Mistral OCR API Introduced
PDFs have long presented challenges for AI initiatives. The contents of these files are not readily accessible to large language models (LLMs) using conventional Retrieval-Augmented Generation (RAG) methods. As a result, AI applications often struggle to scan PDF documents for specific information.
This limitation can hinder developers from providing PDF analysis features in their AI applications. Although tools like Google’s NotebookLM and Adobe’s AI assistant utilize specialized OCR technology to tackle this issue, many developers in the open-source community lack access to a high-efficiency solution.

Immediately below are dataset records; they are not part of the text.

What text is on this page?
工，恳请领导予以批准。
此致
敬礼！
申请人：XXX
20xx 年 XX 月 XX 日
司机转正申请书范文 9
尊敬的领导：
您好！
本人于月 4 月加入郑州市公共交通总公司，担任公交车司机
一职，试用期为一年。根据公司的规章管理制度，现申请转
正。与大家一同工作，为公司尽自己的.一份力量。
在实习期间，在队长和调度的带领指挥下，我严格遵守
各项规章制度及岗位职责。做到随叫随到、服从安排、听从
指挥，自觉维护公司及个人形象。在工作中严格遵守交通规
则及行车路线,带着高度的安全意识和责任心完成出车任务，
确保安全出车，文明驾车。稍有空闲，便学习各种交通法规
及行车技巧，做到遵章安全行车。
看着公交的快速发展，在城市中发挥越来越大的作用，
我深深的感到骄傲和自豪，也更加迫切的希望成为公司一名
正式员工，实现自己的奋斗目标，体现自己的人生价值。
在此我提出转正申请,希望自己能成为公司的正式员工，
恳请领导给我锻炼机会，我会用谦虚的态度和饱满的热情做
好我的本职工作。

The Mistral OCR API addresses this gap by facilitating the extraction of data from PDFs into formats that are ready for AI processing. A recent newsroom announcement claims that the tool can accurately comprehend various document elements, such as text, media, tables, and equations. Once processed, this information can be presented in either Markdown or raw text file formats.
This extracted text serves as input for AI models, allowing RAG systems to access the information and respond to queries effectively. The company’s announcement highlighted that “Mistral OCR excels in understanding complex document elements, including interleaved imagery, mathematical expressions, tables, and advanced layouts such as LaTeX formatting. The model enables deeper understanding of rich documents such as scientific papers with charts, graphs, equations, and figures.”
Mistral asserts that its OCR technology can process as many as 2,000 pages per minute on a single node. Additionally, the API empowers developers to use documents as prompts and combine outputs to create functional tools and AI agents.
In internal evaluations, Mistral OCR outperformed competitors, including Google Document AI, Azure OCR, and the 2024-11-20 version of GPT-4 for “text-only” documents. It also demonstrated superior multilingual capabilities compared to Google and Azure.
Individuals interested in exploring the capabilities of the model can find it on Mistral’s Le Chat platform, with access to the API available through la Plateforme.